By Dave “Fizzy” Weinraub
I would like to begin with a quote from my teammate, Dick Gabel, a former superintendent of schools. “Worst coaching experience since I played for Pete.” He’s referring to our coach in 1959, Pete Stevens. (He was a fine gentleman, though.)
After seven games and three woulda, coulda, shouldas, because of the offensive play calling, Dave Patenaude has proven to be an incompetent play caller with absolutely no instinct for the right play at the right time. Again, and this time twice, he’s failed to score from first and goal. That’s mostly because his first two plays are always run up the gut. He doesn’t understand that the only down you can really fool a defense in that situation, is first down, not third down. First down is when you should run the fake into the middle, and then there’s a multitude of options.

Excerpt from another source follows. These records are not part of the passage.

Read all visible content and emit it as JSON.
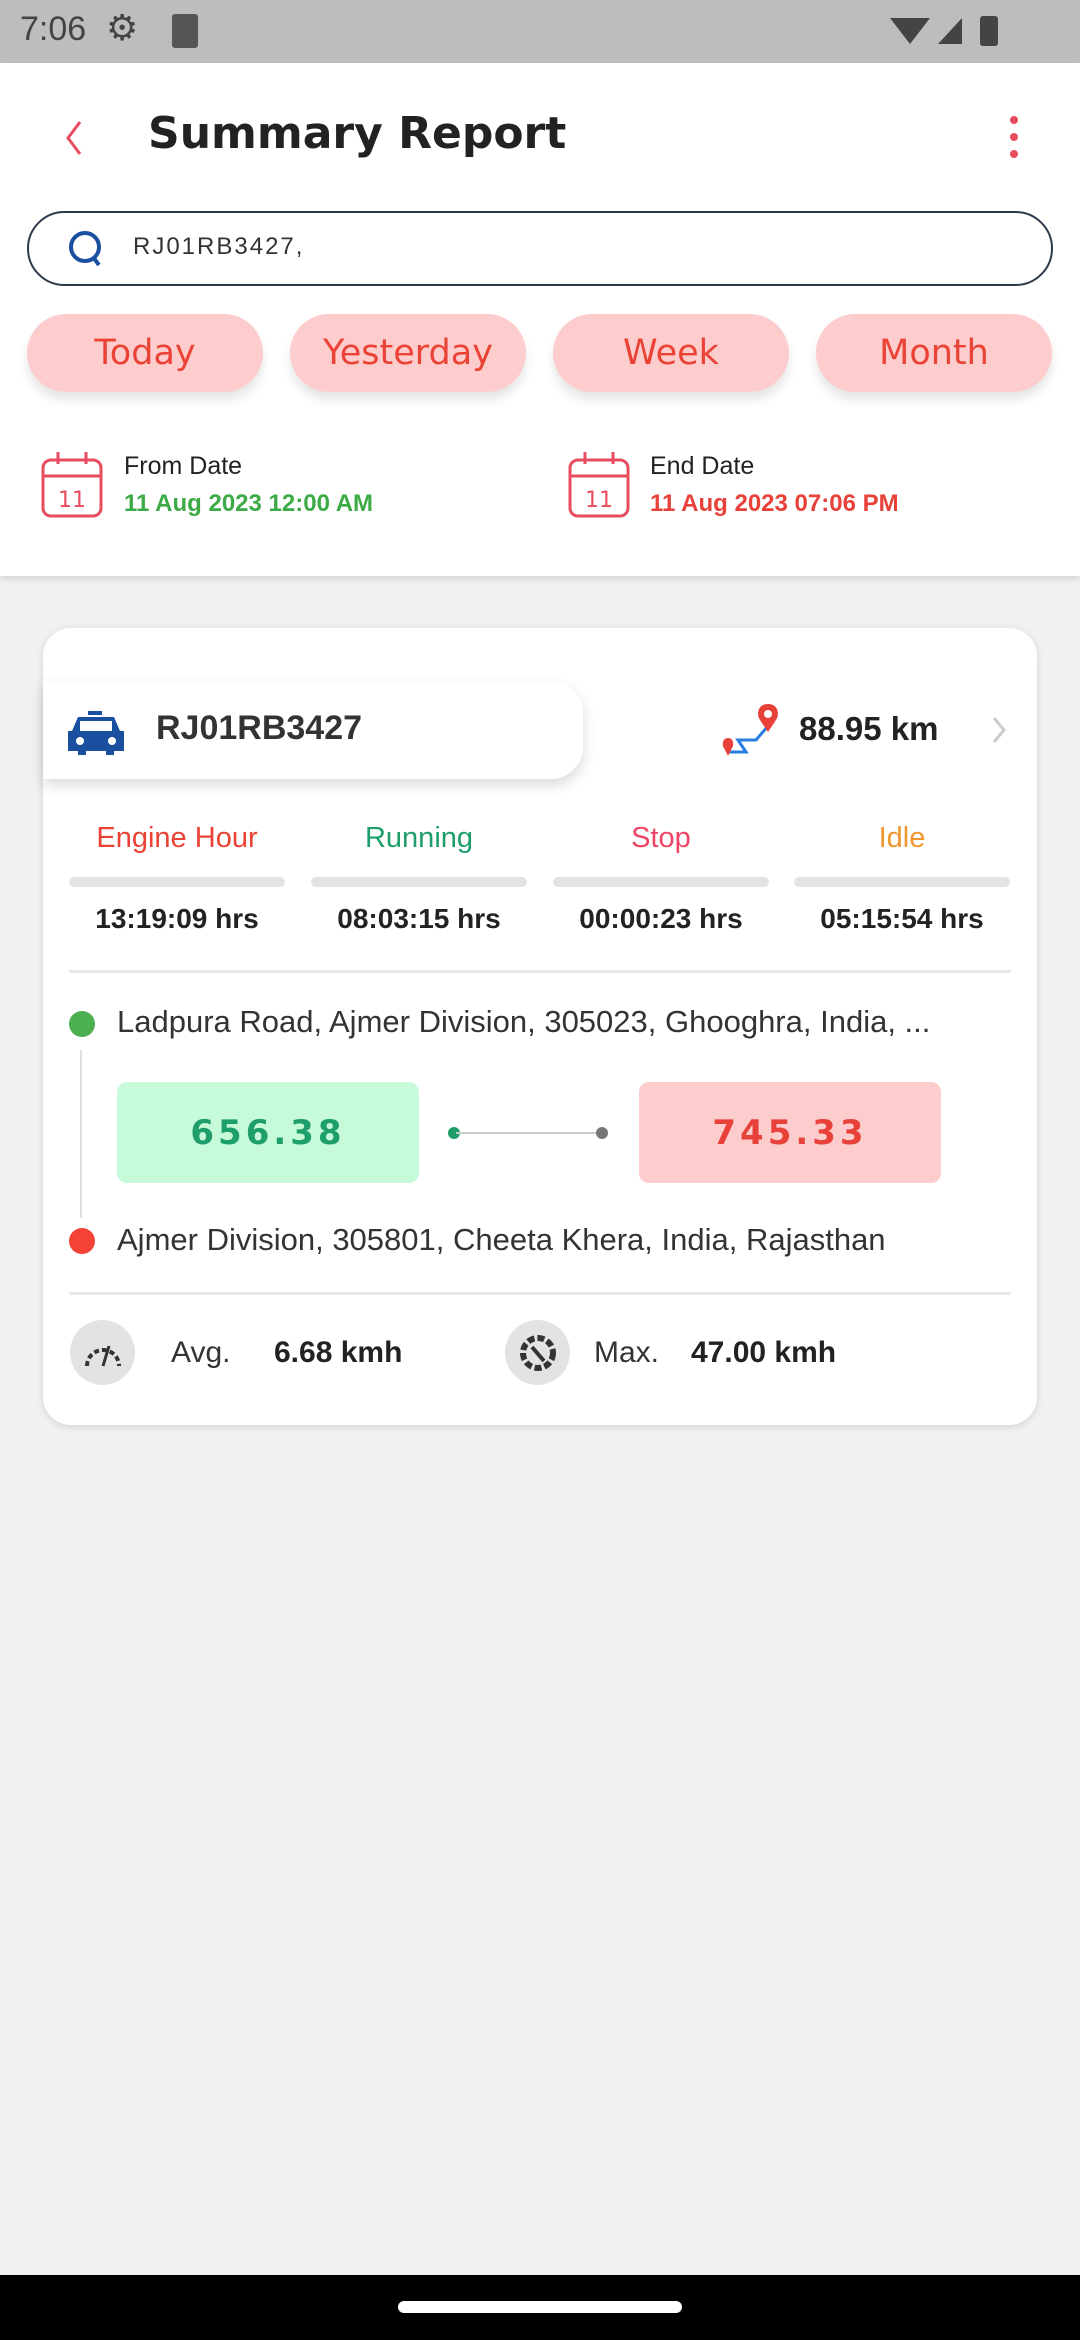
{
  "status_bar": {
    "time": "7:06"
  },
  "header": {
    "title": "Summary Report"
  },
  "search": {
    "value": "RJ01RB3427,"
  },
  "filters": [
    "Today",
    "Yesterday",
    "Week",
    "Month"
  ],
  "dates": {
    "from_label": "From Date",
    "from_value": "11 Aug 2023 12:00 AM",
    "end_label": "End Date",
    "end_value": "11 Aug 2023 07:06 PM",
    "calendar_day": "11"
  },
  "card": {
    "vehicle": "RJ01RB3427",
    "distance": "88.95 km",
    "stats": [
      {
        "label": "Engine Hour",
        "value": "13:19:09 hrs",
        "color": "#ea4335"
      },
      {
        "label": "Running",
        "value": "08:03:15 hrs",
        "color": "#1e9e6a"
      },
      {
        "label": "Stop",
        "value": "00:00:23 hrs",
        "color": "#ee4466"
      },
      {
        "label": "Idle",
        "value": "05:15:54 hrs",
        "color": "#f0962e"
      }
    ],
    "start_address": "Ladpura Road, Ajmer Division, 305023, Ghooghra, India, ...",
    "start_odometer": "656.38",
    "end_odometer": "745.33",
    "end_address": "Ajmer Division, 305801, Cheeta Khera, India, Rajasthan",
    "avg_label": "Avg.",
    "avg_value": "6.68 kmh",
    "max_label": "Max.",
    "max_value": "47.00 kmh"
  }
}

Speaking of the goal line, how about the most bizarre play call I’ve ever seen. On fourth and one, he puts in the wildcat against a gap defense. Not only does that make no sense, he then runs a slow developing fake to the outside, and when the tailback finally turns to run up the middle, he’s overwhelmed by the penetration.
By the way, I’ve nicknamed his offense the Broad Street Offense. That’s not because Temple is on Broad Street, but because Broad Street is one of the longest, straightest streets in the country. Patenaude’s offense is almost always straight ahead. I have to say almost now, because in our seventh game yesterday, he finally ran a reverse which gained thirty-five yards, and never came back to it.

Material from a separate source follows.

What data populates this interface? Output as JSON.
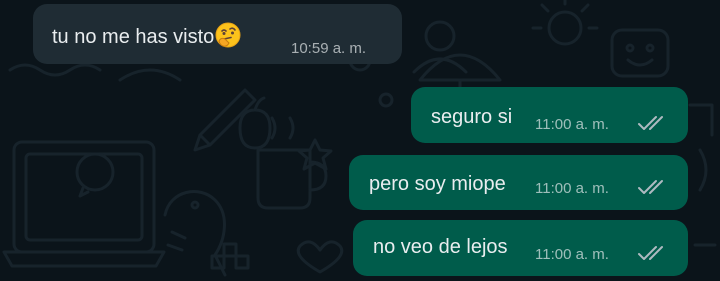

There were a multitude of other coaching mistakes. There were twelve penalties, and this shows an undisciplined team, and that’s carried over from the beginning of the year. Then there was unbelievably poor clock management at the end of the first half, and at the end of the game. The coach let the clock run down despite having three timeouts available in the first half, and two in the second half. It’s my guess they were afraid Connecticut would get a first down. Is that a way to coach a game? Last but not least, it took the coach until the second half to realize he had to blitz and get pressure on the quarterback.
I’m probably missing many more coaching mistakes, but I forgot to bring my notebook to the game. I do know one thing, however. To earn even a six-six record, Dave Patenaude cannot be allowed to call the offense.